The limitation of the meat industry in Israel start with the regulations of kashrut. According to kosher laws the cow is being cut into two halves. Whereas the front as a whole goes into the salt solution for a while. This is the reason why the Entrecote aka Ribeye steak is so popular in Israel. It’s the only prime cut located in the front meaning that it receives the least damage from the “kosherizing” salt solution.
Due to the intestines the back of the cow needs to be taken apart into all its single pieces (sirloin, tenderloin, flank, round, shank etc) and put into the salt solution separately damaging the cuts more due to bigger exposure. Back in the day Jewish butchers didn’t even use the back of the cow. They sold it inclusive all its prime cuts for a cheap price to the Arab population. Therefore, kosher meat is saltier and we only recently started appreciating a kosher beef fillet steak.
Not kosher beef
The import of un-kosher meat is prohibited in Israel by law. This means that the modernization needs to come from within. From people who's culinary mission is reform. From people who want the animal to gain its dignity back. From people who understand you are what you eat. People like our teacher chef Ariel Cohen. Ariel used to own an African place in TLV called Poyke as well as prepared perfect porterhouses in the popular NG in Neve Zedek. Today he's about to open his butchery in Hedera with prime beef products from his co-owned cattle farm. He’s one of the pioneers in sustainable and respectful handling of (unkosher) meat products in Israel.

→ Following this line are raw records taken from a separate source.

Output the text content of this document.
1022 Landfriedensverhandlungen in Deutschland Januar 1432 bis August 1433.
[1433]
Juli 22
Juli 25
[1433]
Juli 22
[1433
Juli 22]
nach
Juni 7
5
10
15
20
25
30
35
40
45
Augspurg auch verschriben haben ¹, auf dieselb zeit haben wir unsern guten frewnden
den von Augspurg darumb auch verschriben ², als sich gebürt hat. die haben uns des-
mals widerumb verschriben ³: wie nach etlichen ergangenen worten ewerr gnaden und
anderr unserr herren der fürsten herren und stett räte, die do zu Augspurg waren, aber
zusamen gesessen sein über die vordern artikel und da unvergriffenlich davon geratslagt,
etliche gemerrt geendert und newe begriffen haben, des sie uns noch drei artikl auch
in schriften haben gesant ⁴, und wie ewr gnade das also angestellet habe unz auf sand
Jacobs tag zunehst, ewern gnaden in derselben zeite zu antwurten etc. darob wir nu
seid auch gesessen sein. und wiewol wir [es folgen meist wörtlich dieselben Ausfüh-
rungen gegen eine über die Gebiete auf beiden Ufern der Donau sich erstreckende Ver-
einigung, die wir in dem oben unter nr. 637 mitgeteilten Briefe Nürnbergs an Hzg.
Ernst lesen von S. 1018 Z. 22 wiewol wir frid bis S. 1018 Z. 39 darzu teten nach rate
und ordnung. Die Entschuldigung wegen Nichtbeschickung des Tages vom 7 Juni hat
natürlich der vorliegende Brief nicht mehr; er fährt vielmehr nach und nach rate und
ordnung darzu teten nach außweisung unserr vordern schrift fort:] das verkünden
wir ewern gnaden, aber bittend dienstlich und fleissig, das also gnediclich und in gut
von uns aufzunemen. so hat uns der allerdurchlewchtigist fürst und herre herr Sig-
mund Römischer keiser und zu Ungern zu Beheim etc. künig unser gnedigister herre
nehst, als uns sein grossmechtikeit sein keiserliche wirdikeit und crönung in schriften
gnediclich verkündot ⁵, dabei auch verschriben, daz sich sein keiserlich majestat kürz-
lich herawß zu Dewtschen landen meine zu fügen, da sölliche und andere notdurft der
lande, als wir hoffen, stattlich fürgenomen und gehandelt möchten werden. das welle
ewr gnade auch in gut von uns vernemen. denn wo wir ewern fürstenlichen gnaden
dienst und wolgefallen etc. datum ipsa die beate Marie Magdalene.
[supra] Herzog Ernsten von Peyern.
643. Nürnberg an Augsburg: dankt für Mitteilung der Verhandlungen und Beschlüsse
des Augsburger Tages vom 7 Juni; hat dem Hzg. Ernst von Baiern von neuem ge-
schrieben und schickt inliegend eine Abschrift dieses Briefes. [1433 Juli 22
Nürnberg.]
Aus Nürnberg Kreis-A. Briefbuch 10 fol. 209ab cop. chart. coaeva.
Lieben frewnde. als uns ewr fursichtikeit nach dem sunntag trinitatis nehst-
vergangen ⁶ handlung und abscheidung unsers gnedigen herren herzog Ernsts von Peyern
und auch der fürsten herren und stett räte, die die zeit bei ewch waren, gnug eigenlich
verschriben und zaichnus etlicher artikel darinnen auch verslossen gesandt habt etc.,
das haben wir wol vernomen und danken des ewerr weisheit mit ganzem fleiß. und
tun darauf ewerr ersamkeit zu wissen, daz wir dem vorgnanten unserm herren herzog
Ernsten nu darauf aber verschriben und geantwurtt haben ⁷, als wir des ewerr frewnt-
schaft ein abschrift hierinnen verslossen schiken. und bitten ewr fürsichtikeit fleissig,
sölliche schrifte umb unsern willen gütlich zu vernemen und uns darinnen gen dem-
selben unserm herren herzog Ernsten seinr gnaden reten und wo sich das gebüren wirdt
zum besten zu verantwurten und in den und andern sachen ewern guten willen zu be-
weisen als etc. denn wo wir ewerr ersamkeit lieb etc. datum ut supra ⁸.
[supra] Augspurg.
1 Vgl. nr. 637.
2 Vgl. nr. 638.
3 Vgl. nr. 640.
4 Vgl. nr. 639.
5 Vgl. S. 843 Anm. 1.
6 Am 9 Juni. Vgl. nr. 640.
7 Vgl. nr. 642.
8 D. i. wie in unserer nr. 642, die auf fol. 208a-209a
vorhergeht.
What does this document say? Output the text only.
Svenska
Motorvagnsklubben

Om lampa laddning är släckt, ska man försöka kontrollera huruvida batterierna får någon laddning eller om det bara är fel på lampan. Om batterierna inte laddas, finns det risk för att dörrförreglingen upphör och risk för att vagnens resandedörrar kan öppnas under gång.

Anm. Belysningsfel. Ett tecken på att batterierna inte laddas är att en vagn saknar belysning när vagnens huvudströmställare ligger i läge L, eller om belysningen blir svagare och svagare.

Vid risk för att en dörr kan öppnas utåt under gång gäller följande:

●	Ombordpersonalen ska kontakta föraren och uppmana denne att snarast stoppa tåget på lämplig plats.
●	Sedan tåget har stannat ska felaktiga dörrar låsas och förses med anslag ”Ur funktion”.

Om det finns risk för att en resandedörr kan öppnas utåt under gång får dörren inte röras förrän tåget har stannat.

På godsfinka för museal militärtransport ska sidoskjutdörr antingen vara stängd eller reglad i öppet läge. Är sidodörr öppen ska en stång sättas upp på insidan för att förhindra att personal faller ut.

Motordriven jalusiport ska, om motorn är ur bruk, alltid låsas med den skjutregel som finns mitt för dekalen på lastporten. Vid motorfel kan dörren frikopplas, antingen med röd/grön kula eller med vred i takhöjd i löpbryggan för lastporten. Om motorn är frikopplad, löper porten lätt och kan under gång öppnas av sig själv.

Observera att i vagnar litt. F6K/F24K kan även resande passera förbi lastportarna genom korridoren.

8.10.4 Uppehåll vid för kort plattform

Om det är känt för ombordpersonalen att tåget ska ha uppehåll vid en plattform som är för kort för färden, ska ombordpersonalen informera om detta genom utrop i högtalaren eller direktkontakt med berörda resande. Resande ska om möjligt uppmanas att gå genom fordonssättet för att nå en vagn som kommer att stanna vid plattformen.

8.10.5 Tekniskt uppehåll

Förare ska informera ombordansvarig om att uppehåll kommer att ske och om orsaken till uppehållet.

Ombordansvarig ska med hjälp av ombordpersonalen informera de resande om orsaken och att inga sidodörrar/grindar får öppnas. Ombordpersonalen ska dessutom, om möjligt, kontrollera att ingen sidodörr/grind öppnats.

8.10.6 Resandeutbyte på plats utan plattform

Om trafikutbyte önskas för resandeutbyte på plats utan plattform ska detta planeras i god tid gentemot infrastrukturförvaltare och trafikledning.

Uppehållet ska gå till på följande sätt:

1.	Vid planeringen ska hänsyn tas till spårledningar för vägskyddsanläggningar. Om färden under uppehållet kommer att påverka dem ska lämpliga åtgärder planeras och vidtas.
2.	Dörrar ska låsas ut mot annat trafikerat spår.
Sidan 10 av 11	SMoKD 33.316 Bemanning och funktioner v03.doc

I wanted to learn the craft of butchery from Ariel because before he teaches us to take the animal apart, he tells us the story about the animal’s life. Where is she from? How old was she? How many calves did she give birth to? Why was she slaughtered now? What was she fed on? We need to understand the whole story in order to maximize effective usage of this living resource. He makes us understand that its appearance and its taste are directly connected to its lifestyle. That there are no shortcuts. That a ‘happy’ grass fed cow who walked around freely all her life giving birth to 5 calves needed to be slaughtered because she couldn’t bear more calves. She is a part of the food chain.
Everybody who is consuming animal products cannot simply close their eyes on where the products are from and how they got here. We got detached from the responsibility of killing an animal for food. Many find it ‘disgusting’ whilst they eat meat several times a week. I tell people that here in Egypt (and probably in most places outside the Western world) when you buy a chicken you choose a live animal which is either being slaughtered for you or you slaughter it yourself. This usually disturbs them.
We need to come back to nature and start to take more responsibility for the things we eat and feed our children. Especially when it comes to meat products. It starts with respect and the willingness to look the animal into the eye (not only literally). Know how it has lived and what it was fed. It gave its life for you to eat it.